The cis elements mediating activation of the tyrosine hydroxylase gene by angiotensin II were examined by transfecting tyrosine hydroxylase promoter-luciferase constructs into cultured bone adrenal medullary cells. Angiotensin II-responsive elements are located within -54/+25-bp and -269/-55-bp promoter regions and were identified, respectively, as cyclic AMP (CRE)- and 12-O-tetradecanoylphorbol 13-acetate responsive element (TRE)-like sequences. Unlike CRE, TRE also supports basal promoter activity.

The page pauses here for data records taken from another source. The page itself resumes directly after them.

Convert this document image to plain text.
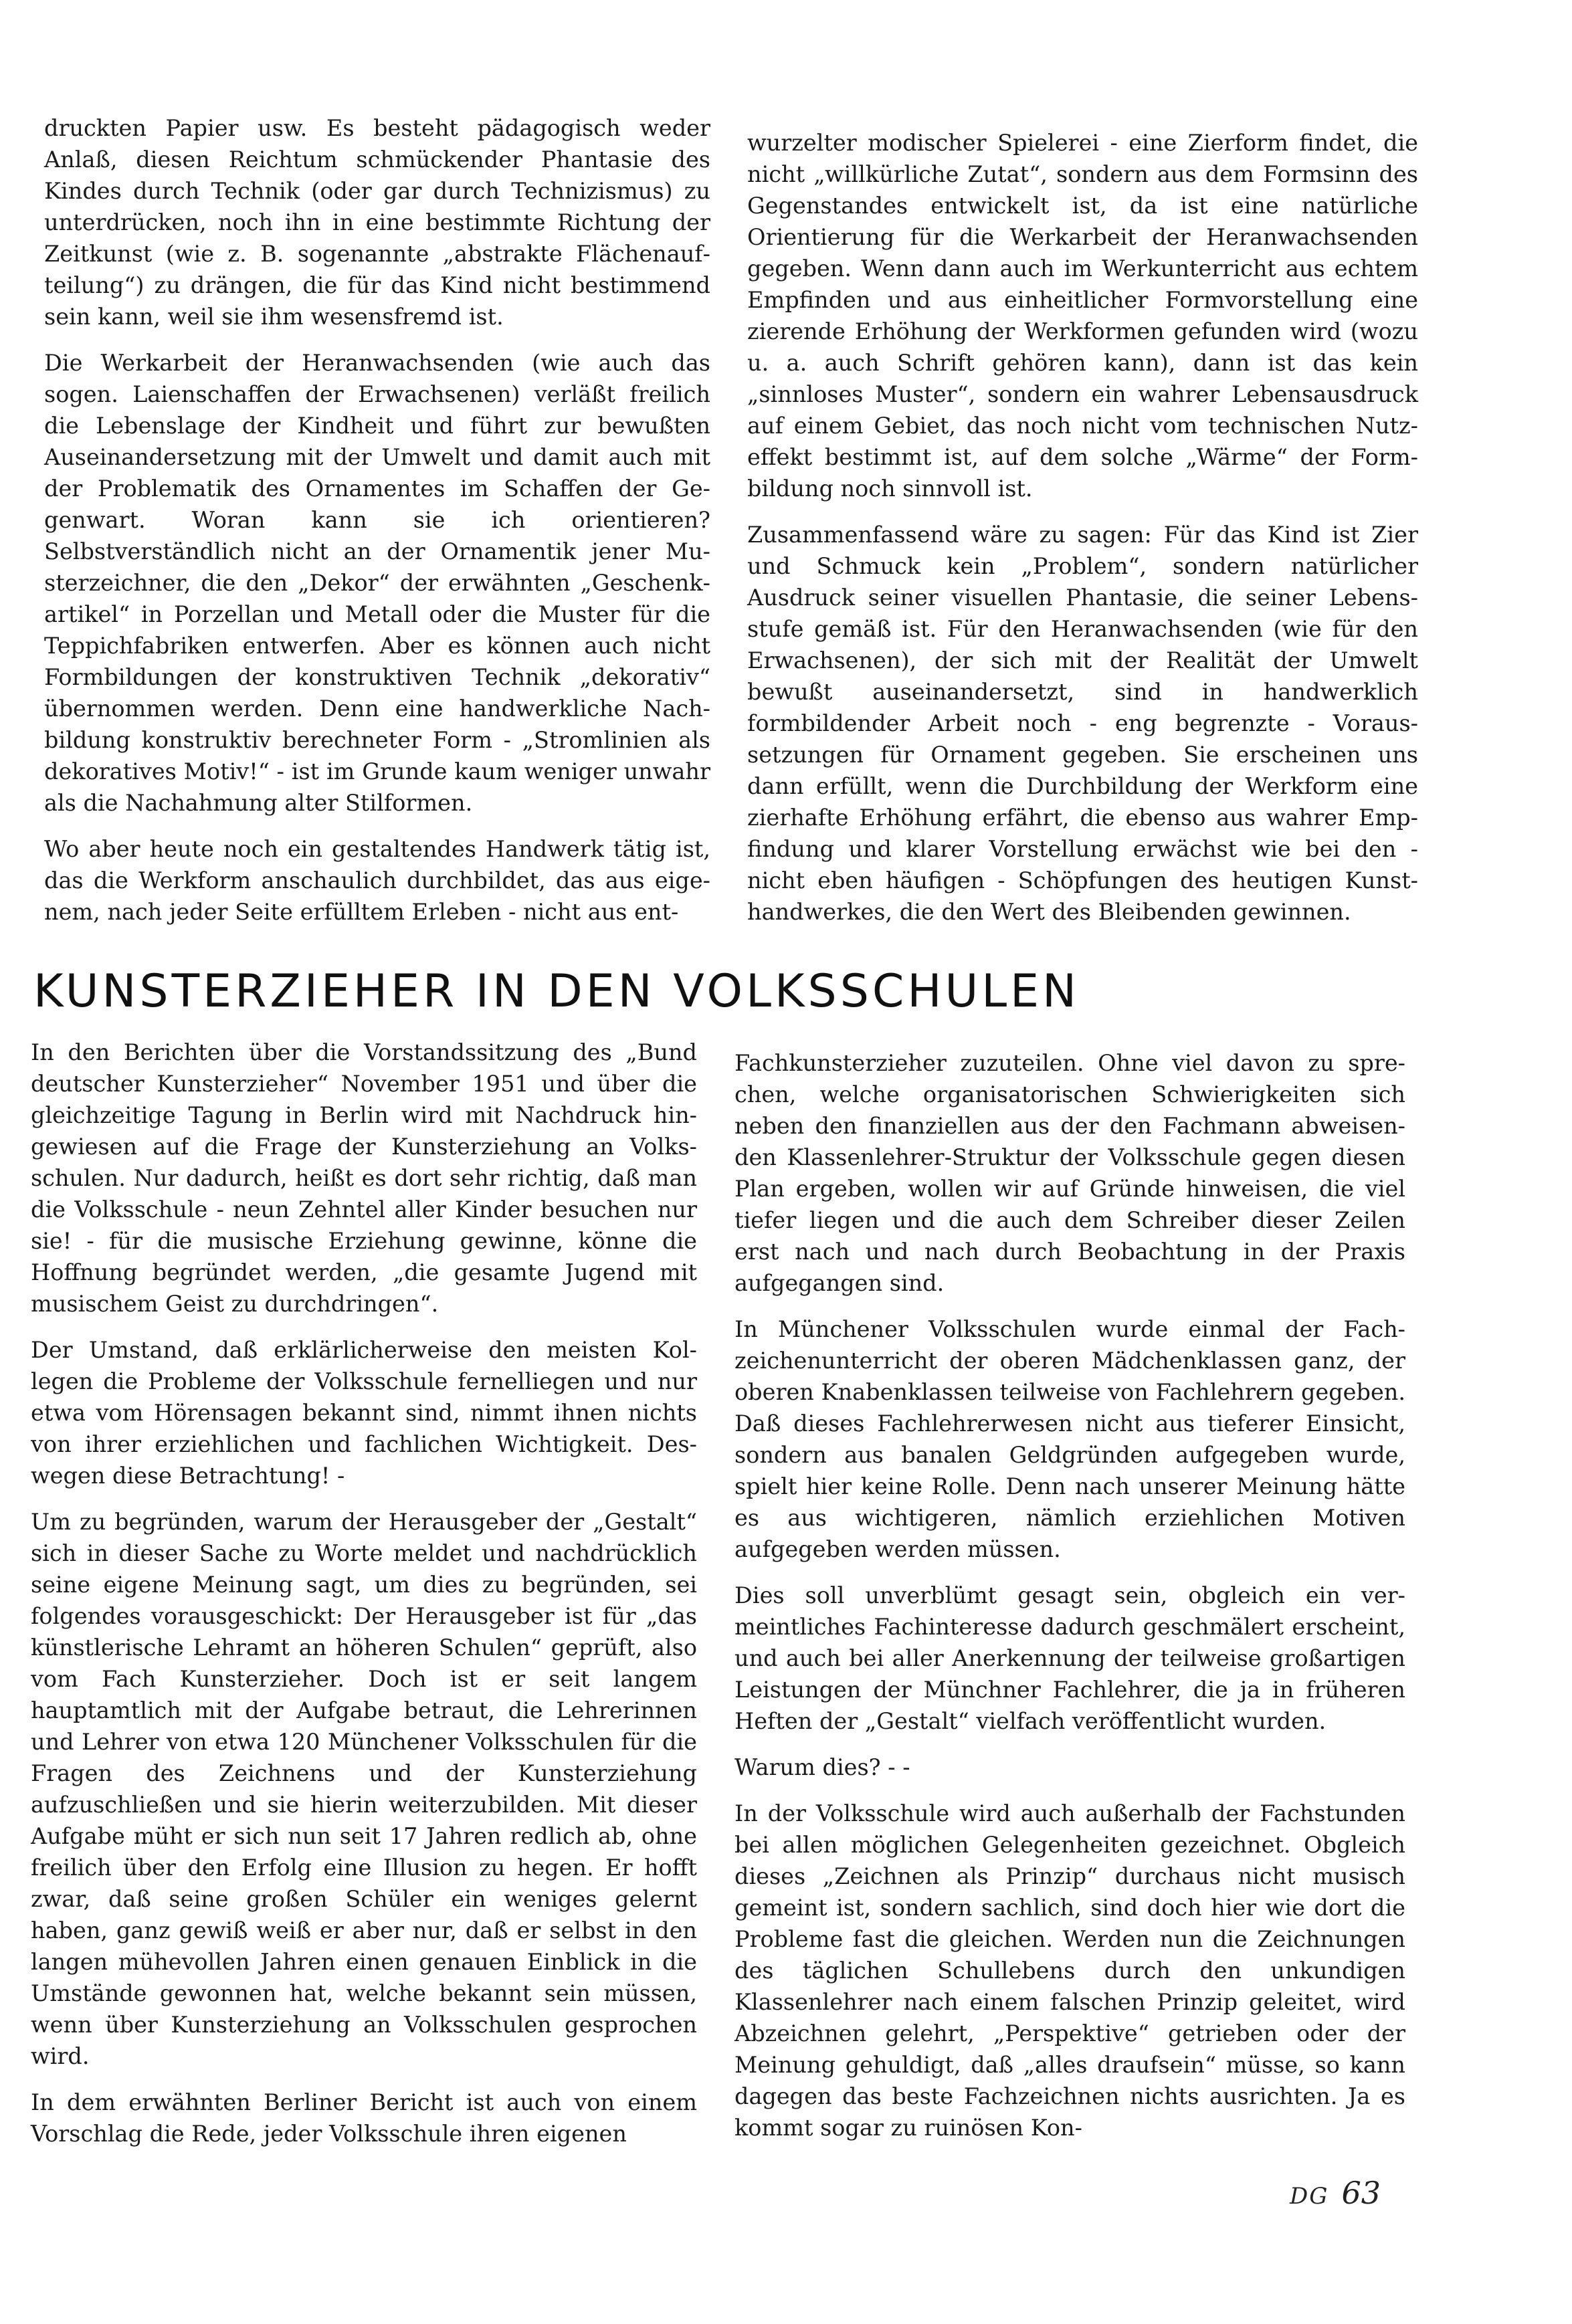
druckten Papier usw. Es besteht pädagogisch weder Anlaß, diesen Reichtum schmückender Phantasie des Kindes durch Technik (oder gar durch Technizismus) zu unterdrücken, noch ihn in eine bestimmte Richtung der Zeitkunst (wie z. B. sogenannte „abstrakte Flächenaufteilung“) zu drängen, die für das Kind nicht bestimmend sein kann, weil sie ihm wesensfremd ist.

Die Werkarbeit der Heranwachsenden (wie auch das sogen. Laienschaffen der Erwachsenen) verläßt freilich die Lebenslage der Kindheit und führt zur bewußten Auseinandersetzung mit der Umwelt und damit auch mit der Problematik des Ornamentes im Schaffen der Gegenwart. Woran kann sie ich orientieren? Selbstverständlich nicht an der Ornamentik jener Musterzeichner, die den „Dekor“ der erwähnten „Geschenkartikel“ in Porzellan und Metall oder die Muster für die Teppichfabriken entwerfen. Aber es können auch nicht Formbildungen der konstruktiven Technik „dekorativ“ übernommen werden. Denn eine handwerkliche Nachbildung konstruktiv berechneter Form - „Stromlinien als dekoratives Motiv!“ - ist im Grunde kaum weniger unwahr als die Nachahmung alter Stilformen.

Wo aber heute noch ein gestaltendes Handwerk tätig ist, das die Werkform anschaulich durchbildet, das aus eigenem, nach jeder Seite erfülltem Erleben - nicht aus ent-

wurzelter modischer Spielerei - eine Zierform findet, die nicht „willkürliche Zutat“, sondern aus dem Formsinn des Gegenstandes entwickelt ist, da ist eine natürliche Orientierung für die Werkarbeit der Heranwachsenden gegeben. Wenn dann auch im Werkunterricht aus echtem Empfinden und aus einheitlicher Formvorstellung eine zierende Erhöhung der Werkformen gefunden wird (wozu u. a. auch Schrift gehören kann), dann ist das kein „sinnloses Muster“, sondern ein wahrer Lebensausdruck auf einem Gebiet, das noch nicht vom technischen Nutzeffekt bestimmt ist, auf dem solche „Wärme“ der Formbildung noch sinnvoll ist.

Zusammenfassend wäre zu sagen: Für das Kind ist Zier und Schmuck kein „Problem“, sondern natürlicher Ausdruck seiner visuellen Phantasie, die seiner Lebensstufe gemäß ist. Für den Heranwachsenden (wie für den Erwachsenen), der sich mit der Realität der Umwelt bewußt auseinandersetzt, sind in handwerklich formbildender Arbeit noch - eng begrenzte - Voraussetzungen für Ornament gegeben. Sie erscheinen uns dann erfüllt, wenn die Durchbildung der Werkform eine zierhafte Erhöhung erfährt, die ebenso aus wahrer Empfindung und klarer Vorstellung erwächst wie bei den - nicht eben häufigen - Schöpfungen des heutigen Kunsthandwerkes, die den Wert des Bleibenden gewinnen.

KUNSTERZIEHER IN DEN VOLKSSCHULEN

In den Berichten über die Vorstandssitzung des „Bund deutscher Kunsterzieher“ November 1951 und über die gleichzeitige Tagung in Berlin wird mit Nachdruck hingewiesen auf die Frage der Kunsterziehung an Volksschulen. Nur dadurch, heißt es dort sehr richtig, daß man die Volksschule - neun Zehntel aller Kinder besuchen nur sie! - für die musische Erziehung gewinne, könne die Hoffnung begründet werden, „die gesamte Jugend mit musischem Geist zu durchdringen“.

Der Umstand, daß erklärlicherweise den meisten Kollegen die Probleme der Volksschule fernelliegen und nur etwa vom Hörensagen bekannt sind, nimmt ihnen nichts von ihrer erziehlichen und fachlichen Wichtigkeit. Deswegen diese Betrachtung! -

Um zu begründen, warum der Herausgeber der „Gestalt“ sich in dieser Sache zu Worte meldet und nachdrücklich seine eigene Meinung sagt, um dies zu begründen, sei folgendes vorausgeschickt: Der Herausgeber ist für „das künstlerische Lehramt an höheren Schulen“ geprüft, also vom Fach Kunsterzieher. Doch ist er seit langem hauptamtlich mit der Aufgabe betraut, die Lehrerinnen und Lehrer von etwa 120 Münchener Volksschulen für die Fragen des Zeichnens und der Kunsterziehung aufzuschließen und sie hierin weiterzubilden. Mit dieser Aufgabe müht er sich nun seit 17 Jahren redlich ab, ohne freilich über den Erfolg eine Illusion zu hegen. Er hofft zwar, daß seine großen Schüler ein weniges gelernt haben, ganz gewiß weiß er aber nur, daß er selbst in den langen mühevollen Jahren einen genauen Einblick in die Umstände gewonnen hat, welche bekannt sein müssen, wenn über Kunsterziehung an Volksschulen gesprochen wird.

In dem erwähnten Berliner Bericht ist auch von einem Vorschlag die Rede, jeder Volksschule ihren eigenen

Fachkunsterzieher zuzuteilen. Ohne viel davon zu sprechen, welche organisatorischen Schwierigkeiten sich neben den finanziellen aus der den Fachmann abweisenden Klassenlehrer-Struktur der Volksschule gegen diesen Plan ergeben, wollen wir auf Gründe hinweisen, die viel tiefer liegen und die auch dem Schreiber dieser Zeilen erst nach und nach durch Beobachtung in der Praxis aufgegangen sind.

In Münchener Volksschulen wurde einmal der Fachzeichenunterricht der oberen Mädchenklassen ganz, der oberen Knabenklassen teilweise von Fachlehrern gegeben. Daß dieses Fachlehrerwesen nicht aus tieferer Einsicht, sondern aus banalen Geldgründen aufgegeben wurde, spielt hier keine Rolle. Denn nach unserer Meinung hätte es aus wichtigeren, nämlich erziehlichen Motiven aufgegeben werden müssen.

Dies soll unverblümt gesagt sein, obgleich ein vermeintliches Fachinteresse dadurch geschmälert erscheint, und auch bei aller Anerkennung der teilweise großartigen Leistungen der Münchner Fachlehrer, die ja in früheren Heften der „Gestalt“ vielfach veröffentlicht wurden.

Warum dies? - -

In der Volksschule wird auch außerhalb der Fachstunden bei allen möglichen Gelegenheiten gezeichnet. Obgleich dieses „Zeichnen als Prinzip“ durchaus nicht musisch gemeint ist, sondern sachlich, sind doch hier wie dort die Probleme fast die gleichen. Werden nun die Zeichnungen des täglichen Schullebens durch den unkundigen Klassenlehrer nach einem falschen Prinzip geleitet, wird Abzeichnen gelehrt, „Perspektive“ getrieben oder der Meinung gehuldigt, daß „alles draufsein“ müsse, so kann dagegen das beste Fachzeichnen nichts ausrichten. Ja es kommt sogar zu ruinösen Kon-

DG 63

Mutations of TRE or CRE that reduced angiotensin II stimulation abolished in vitro binding of nuclear proteins to those elements, suggesting that proteins forming CRE- and TRE-inducible complexes may mediate angiotensin II stimulation. The TRE is adjacent to a dyad symmetry element. Those two sites form a common regulatory unit in which the dyad symmetry element acts as a repressor of the TRE site. Isolated dyad symmetry element did not bind nuclear proteins in vitro. In supercoiled DNA it exhibited S1 nuclease sensitivity and was recognized by a DNA cruciform-specific antibody consistent with the extrusion of a cruciform structure that overlaps with the TRE. A mutation that abolished formation of the cruciform correlated with a loss of repressor activity. We propose a novel model of tyrosine hydroxylase gene regulation in which functions of the TRE are modulated via structural transition in the adjacent DNA.